Essa instabilidade ficou ainda mais clara depois das eleições presidenciais de 28 de julho de 2024, que deram a vitória a Nicolás Maduro. Entre a divulgação do resultado e a posse em 10 de janeiro, as páginas começaram a subir de forma gradual o preço do dólar e aceleraram a desvalorização do bolívar a partir do início do terceiro mandato do chavista. Tudo isso justificado com uma “incerteza sobre a política”.
Medidas do governo
Para combater essa escalada do dólar paralelo e a pressão que exerce sobre o câmbio oficial, o presidente Nicolás Maduro usou três ferramentas. Primeiro, convocou os diretores do Banco Central do país e os ministros ligados à economia para discutir o assunto. Ele propôs um olhar para o mercado cambial a partir da tecnologia e do controle das atividades dessas páginas de maneira digital.
Depois, promoveu uma injeção de dólares no mercado de câmbio. Somente em maio, o Banco Central da Venezuela colocou US$ 400 milhões como parte de uma política de intervenção. Esse é o maior valor que o BCV despejou no mercado em 2025, 29% a mais do que no mês anterior.

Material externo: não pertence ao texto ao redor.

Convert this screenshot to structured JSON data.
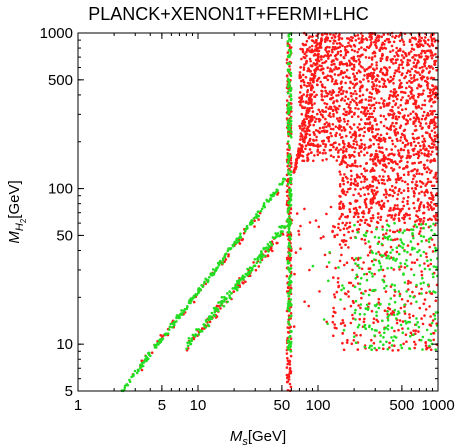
{
  "chart_data": {
    "type": "scatter",
    "title": "PLANCK+XENON1T+FERMI+LHC",
    "xlabel": "M_s[GeV]",
    "ylabel": "M_H2[GeV]",
    "xscale": "log",
    "yscale": "log",
    "xlim": [
      1,
      1000
    ],
    "ylim": [
      5,
      1000
    ],
    "x_ticks": [
      {
        "value": 1,
        "label": "1"
      },
      {
        "value": 5,
        "label": "5"
      },
      {
        "value": 10,
        "label": "10"
      },
      {
        "value": 50,
        "label": "50"
      },
      {
        "value": 100,
        "label": "100"
      },
      {
        "value": 500,
        "label": "500"
      },
      {
        "value": 1000,
        "label": "1000"
      }
    ],
    "y_ticks": [
      {
        "value": 5,
        "label": "5"
      },
      {
        "value": 10,
        "label": "10"
      },
      {
        "value": 50,
        "label": "50"
      },
      {
        "value": 100,
        "label": "100"
      },
      {
        "value": 500,
        "label": "500"
      },
      {
        "value": 1000,
        "label": "1000"
      }
    ],
    "grid": false,
    "series": [
      {
        "color": "#ff1a1a",
        "regions": [
          {
            "shape": "line",
            "from": [
              2.5,
              5.5
            ],
            "to": [
              62,
              125
            ],
            "spread": 0.05,
            "count": 60
          },
          {
            "shape": "line",
            "from": [
              8,
              9.5
            ],
            "to": [
              62,
              62
            ],
            "spread": 0.05,
            "count": 90
          },
          {
            "shape": "band",
            "x": [
              55,
              60
            ],
            "y": [
              5,
              1000
            ],
            "count": 260
          },
          {
            "shape": "line",
            "from": [
              62,
              120
            ],
            "to": [
              110,
              1000
            ],
            "spread": 0.03,
            "count": 90
          },
          {
            "shape": "line",
            "from": [
              62,
              125
            ],
            "to": [
              90,
              300
            ],
            "spread": 0.03,
            "count": 60
          },
          {
            "shape": "box",
            "x": [
              70,
              1000
            ],
            "y": [
              150,
              1000
            ],
            "count": 1600
          },
          {
            "shape": "box",
            "x": [
              150,
              1000
            ],
            "y": [
              60,
              150
            ],
            "count": 450
          },
          {
            "shape": "box",
            "x": [
              130,
              1000
            ],
            "y": [
              9,
              60
            ],
            "count": 300
          },
          {
            "shape": "box",
            "x": [
              62,
              150
            ],
            "y": [
              10,
              110
            ],
            "count": 30
          }
        ]
      },
      {
        "color": "#22dd22",
        "regions": [
          {
            "shape": "line",
            "from": [
              2.3,
              5
            ],
            "to": [
              55,
              120
            ],
            "spread": 0.03,
            "count": 230
          },
          {
            "shape": "line",
            "from": [
              8,
              9.5
            ],
            "to": [
              58,
              62
            ],
            "spread": 0.05,
            "count": 170
          },
          {
            "shape": "band",
            "x": [
              56,
              60
            ],
            "y": [
              9,
              1000
            ],
            "count": 220
          },
          {
            "shape": "box",
            "x": [
              200,
              1000
            ],
            "y": [
              9,
              60
            ],
            "count": 260
          },
          {
            "shape": "box",
            "x": [
              80,
              200
            ],
            "y": [
              12,
              40
            ],
            "count": 12
          }
        ]
      }
    ]
  }
}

Por último, o ministério da Justiça e o Ministério Público realizaram uma série de operações para prender operadores dessas páginas. Ao todo, foram 25 detidos acusados de construírem uma rede de “terrorismo financeiro” para manipular o preço do dólar paralelo. Eles eram gestores de comunidade, administradores, programadores, operadores de carteira eletrônica, destinatários de pagamentos e operadores e estavam vinculados a plataformas como Monitor Dólar Venezuela, BilleteraP2P, DolarMonitoreo, Cambios La Victoria, Tu Cambio Ideal, CambiosSRYA e AlCambio.Vzla.
Essas páginas passaram por um “apagão” no final de maio por conta das operações policiais e pararam de publicar a cotação do dólar paralelo. Um deles é Carlos Andrés Pérez Abreu, criador e gestor de diversas contas. O Ministério Público divulgou uma foto de sua prisão.

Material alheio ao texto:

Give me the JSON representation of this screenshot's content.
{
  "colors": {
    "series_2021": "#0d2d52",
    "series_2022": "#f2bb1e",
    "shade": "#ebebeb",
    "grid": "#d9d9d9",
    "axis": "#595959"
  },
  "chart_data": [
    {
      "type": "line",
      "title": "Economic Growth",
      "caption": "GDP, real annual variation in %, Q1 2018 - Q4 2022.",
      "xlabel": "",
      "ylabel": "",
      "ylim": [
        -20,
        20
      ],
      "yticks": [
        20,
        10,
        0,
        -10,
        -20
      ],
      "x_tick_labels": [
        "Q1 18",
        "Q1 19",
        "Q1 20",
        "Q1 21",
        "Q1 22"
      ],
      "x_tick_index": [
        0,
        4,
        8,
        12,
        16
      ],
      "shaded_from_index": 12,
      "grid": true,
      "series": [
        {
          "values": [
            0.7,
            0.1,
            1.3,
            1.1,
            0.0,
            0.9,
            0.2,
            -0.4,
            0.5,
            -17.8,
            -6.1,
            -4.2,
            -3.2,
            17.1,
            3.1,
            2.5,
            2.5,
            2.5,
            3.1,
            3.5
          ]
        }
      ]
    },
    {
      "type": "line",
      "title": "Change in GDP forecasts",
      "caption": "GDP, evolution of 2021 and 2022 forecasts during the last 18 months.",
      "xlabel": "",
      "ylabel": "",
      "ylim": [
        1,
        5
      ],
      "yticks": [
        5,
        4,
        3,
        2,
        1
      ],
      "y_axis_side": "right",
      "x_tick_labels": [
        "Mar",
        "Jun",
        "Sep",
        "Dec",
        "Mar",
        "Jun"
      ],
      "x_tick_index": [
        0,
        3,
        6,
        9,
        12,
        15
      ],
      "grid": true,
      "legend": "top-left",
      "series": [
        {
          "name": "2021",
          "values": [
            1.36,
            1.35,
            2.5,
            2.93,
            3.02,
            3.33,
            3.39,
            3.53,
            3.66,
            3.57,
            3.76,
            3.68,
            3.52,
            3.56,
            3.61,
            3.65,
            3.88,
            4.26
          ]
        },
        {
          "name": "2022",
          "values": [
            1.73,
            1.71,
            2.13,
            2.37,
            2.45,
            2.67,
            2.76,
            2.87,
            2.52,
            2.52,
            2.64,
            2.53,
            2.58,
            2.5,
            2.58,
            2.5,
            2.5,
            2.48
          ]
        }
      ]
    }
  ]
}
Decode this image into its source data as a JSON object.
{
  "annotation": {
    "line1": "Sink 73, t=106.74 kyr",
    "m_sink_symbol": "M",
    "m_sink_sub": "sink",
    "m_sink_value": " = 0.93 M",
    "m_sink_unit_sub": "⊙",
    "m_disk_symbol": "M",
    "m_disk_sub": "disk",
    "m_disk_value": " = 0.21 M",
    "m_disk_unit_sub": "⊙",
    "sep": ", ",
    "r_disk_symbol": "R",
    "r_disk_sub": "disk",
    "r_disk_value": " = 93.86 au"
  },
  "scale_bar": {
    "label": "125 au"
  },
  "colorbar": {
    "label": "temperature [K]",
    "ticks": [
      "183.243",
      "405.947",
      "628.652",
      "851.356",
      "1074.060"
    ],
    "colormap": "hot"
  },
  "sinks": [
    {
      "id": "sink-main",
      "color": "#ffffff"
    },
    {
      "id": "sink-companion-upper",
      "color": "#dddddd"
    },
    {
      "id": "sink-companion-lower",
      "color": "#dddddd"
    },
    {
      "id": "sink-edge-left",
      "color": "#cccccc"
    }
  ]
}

Ele é acusado de “terrorismo, lavagem de dinheiro, aquisição ilícita, ofertas enganosas e conspiração criminosa”. Segundo o procurador-geral, Tarek William Saab, Pérez Abreu “realizou publicações falsas, aumentando exorbitantemente o preço do dólar, em violação à taxa de câmbio estabelecida pelo BCV”, e que seu objetivo era “desestabilizar a economia”.

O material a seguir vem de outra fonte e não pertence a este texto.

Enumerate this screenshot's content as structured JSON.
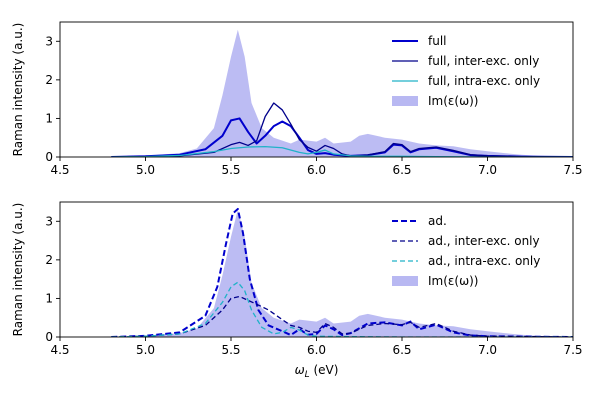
{
  "colors": {
    "dark": "#0000cd",
    "mid": "#00008b",
    "cyan": "#20b2c8",
    "fill": "#b8b8f2"
  },
  "chart_data": [
    {
      "type": "line",
      "panel": "top",
      "xlim": [
        4.5,
        7.5
      ],
      "ylim": [
        0,
        3.5
      ],
      "xticks": [
        "4.5",
        "5.0",
        "5.5",
        "6.0",
        "6.5",
        "7.0",
        "7.5"
      ],
      "yticks": [
        "0",
        "1",
        "2",
        "3"
      ],
      "ylabel": "Raman intensity (a.u.)",
      "xlabel": "",
      "legend": "top-right",
      "series": [
        {
          "name": "full",
          "style": "solid",
          "color": "#0000cd",
          "x": [
            4.8,
            5.0,
            5.2,
            5.35,
            5.45,
            5.5,
            5.55,
            5.6,
            5.65,
            5.7,
            5.75,
            5.8,
            5.85,
            5.9,
            5.95,
            6.0,
            6.05,
            6.1,
            6.2,
            6.3,
            6.4,
            6.45,
            6.5,
            6.55,
            6.6,
            6.7,
            6.8,
            6.9,
            7.0,
            7.2,
            7.5
          ],
          "y": [
            0.0,
            0.02,
            0.06,
            0.2,
            0.55,
            0.95,
            1.0,
            0.65,
            0.35,
            0.55,
            0.8,
            0.92,
            0.8,
            0.5,
            0.18,
            0.08,
            0.1,
            0.06,
            0.03,
            0.05,
            0.12,
            0.32,
            0.3,
            0.12,
            0.2,
            0.24,
            0.15,
            0.05,
            0.03,
            0.01,
            0.0
          ]
        },
        {
          "name": "full, inter-exc. only",
          "style": "solid",
          "color": "#00008b",
          "x": [
            4.8,
            5.0,
            5.2,
            5.4,
            5.5,
            5.55,
            5.6,
            5.65,
            5.7,
            5.75,
            5.8,
            5.85,
            5.9,
            5.95,
            6.0,
            6.05,
            6.1,
            6.15,
            6.2,
            6.3,
            6.4,
            6.45,
            6.5,
            6.55,
            6.6,
            6.7,
            6.8,
            6.9,
            7.0,
            7.2,
            7.5
          ],
          "y": [
            0.0,
            0.01,
            0.03,
            0.12,
            0.32,
            0.38,
            0.3,
            0.42,
            1.05,
            1.4,
            1.22,
            0.85,
            0.45,
            0.25,
            0.15,
            0.3,
            0.22,
            0.08,
            0.03,
            0.05,
            0.14,
            0.35,
            0.32,
            0.14,
            0.22,
            0.26,
            0.17,
            0.06,
            0.03,
            0.01,
            0.0
          ]
        },
        {
          "name": "full, intra-exc. only",
          "style": "solid",
          "color": "#20b2c8",
          "x": [
            4.8,
            5.0,
            5.2,
            5.4,
            5.5,
            5.6,
            5.7,
            5.8,
            5.9,
            5.95,
            6.0,
            6.05,
            6.1,
            6.2,
            6.3,
            6.5,
            6.7,
            7.0,
            7.5
          ],
          "y": [
            0.0,
            0.01,
            0.04,
            0.14,
            0.22,
            0.26,
            0.27,
            0.24,
            0.12,
            0.08,
            0.12,
            0.18,
            0.08,
            0.03,
            0.02,
            0.02,
            0.01,
            0.0,
            0.0
          ]
        },
        {
          "name": "Im(ε(ω))",
          "style": "filled",
          "color": "#b8b8f2",
          "x": [
            4.7,
            5.0,
            5.2,
            5.3,
            5.4,
            5.45,
            5.5,
            5.54,
            5.58,
            5.62,
            5.68,
            5.75,
            5.85,
            5.9,
            6.0,
            6.05,
            6.1,
            6.2,
            6.25,
            6.3,
            6.4,
            6.5,
            6.6,
            6.7,
            6.8,
            6.9,
            7.0,
            7.1,
            7.2,
            7.3,
            7.5
          ],
          "y": [
            0.0,
            0.03,
            0.1,
            0.22,
            0.75,
            1.6,
            2.6,
            3.3,
            2.6,
            1.4,
            0.75,
            0.5,
            0.35,
            0.45,
            0.4,
            0.5,
            0.35,
            0.4,
            0.55,
            0.6,
            0.5,
            0.45,
            0.35,
            0.3,
            0.28,
            0.2,
            0.15,
            0.1,
            0.06,
            0.03,
            0.01
          ]
        }
      ]
    },
    {
      "type": "line",
      "panel": "bottom",
      "xlim": [
        4.5,
        7.5
      ],
      "ylim": [
        0,
        3.5
      ],
      "xticks": [
        "4.5",
        "5.0",
        "5.5",
        "6.0",
        "6.5",
        "7.0",
        "7.5"
      ],
      "yticks": [
        "0",
        "1",
        "2",
        "3"
      ],
      "ylabel": "Raman intensity (a.u.)",
      "xlabel": "ω_L (eV)",
      "legend": "top-right",
      "series": [
        {
          "name": "ad.",
          "style": "dashed-thick",
          "color": "#0000cd",
          "x": [
            4.8,
            5.0,
            5.2,
            5.35,
            5.42,
            5.47,
            5.51,
            5.54,
            5.57,
            5.61,
            5.66,
            5.72,
            5.8,
            5.85,
            5.9,
            5.95,
            6.0,
            6.05,
            6.1,
            6.15,
            6.2,
            6.3,
            6.4,
            6.5,
            6.55,
            6.6,
            6.7,
            6.8,
            6.9,
            7.0,
            7.2,
            7.5
          ],
          "y": [
            0.0,
            0.03,
            0.12,
            0.55,
            1.3,
            2.4,
            3.2,
            3.32,
            2.7,
            1.5,
            0.7,
            0.3,
            0.15,
            0.05,
            0.2,
            0.06,
            0.08,
            0.3,
            0.2,
            0.05,
            0.1,
            0.35,
            0.38,
            0.3,
            0.4,
            0.2,
            0.32,
            0.12,
            0.04,
            0.02,
            0.01,
            0.0
          ]
        },
        {
          "name": "ad., inter-exc. only",
          "style": "dashed",
          "color": "#00008b",
          "x": [
            4.8,
            5.0,
            5.2,
            5.35,
            5.45,
            5.5,
            5.55,
            5.6,
            5.65,
            5.72,
            5.8,
            5.85,
            5.9,
            5.95,
            6.0,
            6.05,
            6.1,
            6.15,
            6.2,
            6.3,
            6.4,
            6.5,
            6.55,
            6.6,
            6.7,
            6.8,
            6.9,
            7.0,
            7.5
          ],
          "y": [
            0.0,
            0.02,
            0.08,
            0.3,
            0.7,
            1.0,
            1.05,
            0.95,
            0.85,
            0.7,
            0.45,
            0.3,
            0.25,
            0.15,
            0.12,
            0.35,
            0.25,
            0.08,
            0.1,
            0.3,
            0.35,
            0.32,
            0.38,
            0.25,
            0.35,
            0.15,
            0.05,
            0.02,
            0.0
          ]
        },
        {
          "name": "ad., intra-exc. only",
          "style": "dashed",
          "color": "#20b2c8",
          "x": [
            4.8,
            5.0,
            5.2,
            5.35,
            5.45,
            5.5,
            5.54,
            5.58,
            5.62,
            5.68,
            5.75,
            5.8,
            5.85,
            5.9,
            5.95,
            6.0,
            6.2,
            6.5,
            7.0,
            7.5
          ],
          "y": [
            0.0,
            0.02,
            0.08,
            0.35,
            0.9,
            1.3,
            1.42,
            1.2,
            0.7,
            0.25,
            0.08,
            0.12,
            0.25,
            0.18,
            0.05,
            0.02,
            0.01,
            0.0,
            0.0,
            0.0
          ]
        },
        {
          "name": "Im(ε(ω))",
          "style": "filled",
          "color": "#b8b8f2",
          "x": [
            4.7,
            5.0,
            5.2,
            5.3,
            5.4,
            5.45,
            5.5,
            5.54,
            5.58,
            5.62,
            5.68,
            5.75,
            5.85,
            5.9,
            6.0,
            6.05,
            6.1,
            6.2,
            6.25,
            6.3,
            6.4,
            6.5,
            6.6,
            6.7,
            6.8,
            6.9,
            7.0,
            7.1,
            7.2,
            7.3,
            7.5
          ],
          "y": [
            0.0,
            0.03,
            0.1,
            0.22,
            0.75,
            1.6,
            2.6,
            3.3,
            2.6,
            1.4,
            0.75,
            0.5,
            0.35,
            0.45,
            0.4,
            0.5,
            0.35,
            0.4,
            0.55,
            0.6,
            0.5,
            0.45,
            0.35,
            0.3,
            0.28,
            0.2,
            0.15,
            0.1,
            0.06,
            0.03,
            0.01
          ]
        }
      ]
    }
  ]
}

O fechamento de plataformas e aplicativos ligados à cotação no mercado ilegal também foi vinculado à extrema direita no país. Mesmo sem apresentar provas, o ministro do Interior, Justiça e Paz, Diosdado Cabello, disse que as investigações indicam que grupos liderados pela ex-deputada ultraliberal María Corina Machado financiaram essas páginas.
Problemas para os venezuelanos
Para a população, o uso desse tipo de cotação tem um impacto negativo para o poder de compra, já que os salários estão fixados. Se o câmbio dispara, os preços sobem e a população, rapidamente, perde o poder de compra.
Arles Gomes afirma que essa é uma das principais causas do aumento da desigualdade social na Venezuela e que a saída é o combate a atuação desses operadores.
“Essa diferença entre quem produz inflação e quem sofre com ela gera desigualdade social. E essa desigualdade gera pobreza, o que gera mal-estar social e problemas associados à pobreza: criminalidade, violência, subdesenvolvimento, atraso… Então o que o Estado pode fazer? Eu sou dos que pensam que a solução passa por não tentar perseguir o dólar paralelo. Não tentar igualar o preço do oficial com o paralelo, mas por impedir que os agentes econômicos da Venezuela utilizem como marcador de preços”, afirmou.